Despite these concerns, Golan has publicly defended his company's actions, claiming they align with counter-terrorism efforts critical to regional stability. He argues that privatized solutions like those provided by Spear Operations Group address security threats effectively, even as international debate around the role and regulation of PMCs persists.

== Global Strategic Group ==
In 2008, Golan was reported to be providing security to energy clients in Africa while based in Geneva, Switzerland. One of his contracts was to protect ships drilling in Nigeria's offshore oil fields from sabotage and terrorism. In September of 2008, Africa Energy Intelligence reported that Israeli Knesset member Danny Yatom and Golan had formed Global Strategic Group which would focus on providing security and training for corporations, individuals, and governments, with a focus on the African energy market. The new business, Global Strategic Group, listed a Ramat Gan office tower address where Arcadi Gaydamak also maintained his offices.

== Operations in Serbia ==
Daniel David Corbett, a former DEVGRU operative was held in prison in Serbia for eighteen months while under investigation for possession of an illegal handgun. Corbett was on reserve status at the time with the United States Navy. Abraham Golan traveled to Serbia with Daniel Corbett in early 2018, according to Serbian news reports. Golan declined to discuss the purpose of their visit to Serbia or Corbett's legal case there. In July of 2018, Corbett's lawyer was assassinated in Belgrade, in a case that remains unsolved. It is unknown if the lawyer's killing was related to Corbett's case.
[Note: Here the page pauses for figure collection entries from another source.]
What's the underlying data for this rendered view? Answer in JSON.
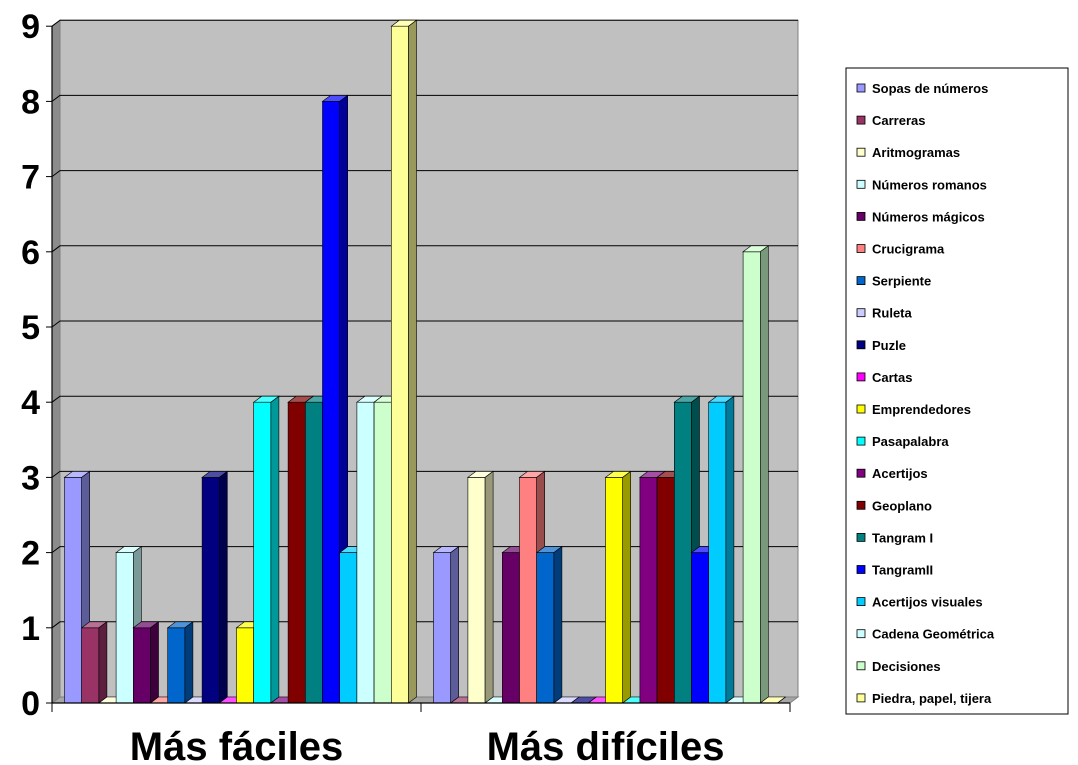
{
  "chart_data": {
    "type": "bar",
    "categories": [
      "Más fáciles",
      "Más difíciles"
    ],
    "ylim": [
      0,
      9
    ],
    "yticks": [
      0,
      1,
      2,
      3,
      4,
      5,
      6,
      7,
      8,
      9
    ],
    "grid": true,
    "legend_position": "right",
    "plot_background": "#c0c0c0",
    "series": [
      {
        "name": "Sopas de números",
        "color": "#9999ff",
        "values": [
          3,
          2
        ]
      },
      {
        "name": "Carreras",
        "color": "#993366",
        "values": [
          1,
          0
        ]
      },
      {
        "name": "Aritmogramas",
        "color": "#ffffcc",
        "values": [
          0,
          3
        ]
      },
      {
        "name": "Números romanos",
        "color": "#ccffff",
        "values": [
          2,
          0
        ]
      },
      {
        "name": "Números mágicos",
        "color": "#660066",
        "values": [
          1,
          2
        ]
      },
      {
        "name": "Crucigrama",
        "color": "#ff8080",
        "values": [
          0,
          3
        ]
      },
      {
        "name": "Serpiente",
        "color": "#0066cc",
        "values": [
          1,
          2
        ]
      },
      {
        "name": "Ruleta",
        "color": "#ccccff",
        "values": [
          0,
          0
        ]
      },
      {
        "name": "Puzle",
        "color": "#000080",
        "values": [
          3,
          0
        ]
      },
      {
        "name": "Cartas",
        "color": "#ff00ff",
        "values": [
          0,
          0
        ]
      },
      {
        "name": "Emprendedores",
        "color": "#ffff00",
        "values": [
          1,
          3
        ]
      },
      {
        "name": "Pasapalabra",
        "color": "#00ffff",
        "values": [
          4,
          0
        ]
      },
      {
        "name": "Acertijos",
        "color": "#800080",
        "values": [
          0,
          3
        ]
      },
      {
        "name": "Geoplano",
        "color": "#800000",
        "values": [
          4,
          3
        ]
      },
      {
        "name": "Tangram I",
        "color": "#008080",
        "values": [
          4,
          4
        ]
      },
      {
        "name": "TangramII",
        "color": "#0000ff",
        "values": [
          8,
          2
        ]
      },
      {
        "name": "Acertijos visuales",
        "color": "#00ccff",
        "values": [
          2,
          4
        ]
      },
      {
        "name": "Cadena Geométrica",
        "color": "#ccffff",
        "values": [
          4,
          0
        ]
      },
      {
        "name": "Decisiones",
        "color": "#ccffcc",
        "values": [
          4,
          6
        ]
      },
      {
        "name": "Piedra, papel, tijera",
        "color": "#ffff99",
        "values": [
          9,
          0
        ]
      }
    ]
  }
}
Corbett claims he was there to do reconnaissance on a "religious figure". Pro-Russian media speculated that Corbett was there to assassinate Serbian leaders. Some outlets alleged he was behind the unsolved assassination of Oliver Ivanović. Golan also had connections to Arkan, former commander of the Serb Volunteer Guard.

Reports alleged that prior to Corbett's travel to Serbia, Corbett traveled to Chicago, Bosnia, and other former Yugoslavian republics where he studied Serbian culture amongst its diaspora. Former Yugoslav intelligence officer, Božidar Spasić, claims the Clintons had involvement behind the contract awarded to Golan.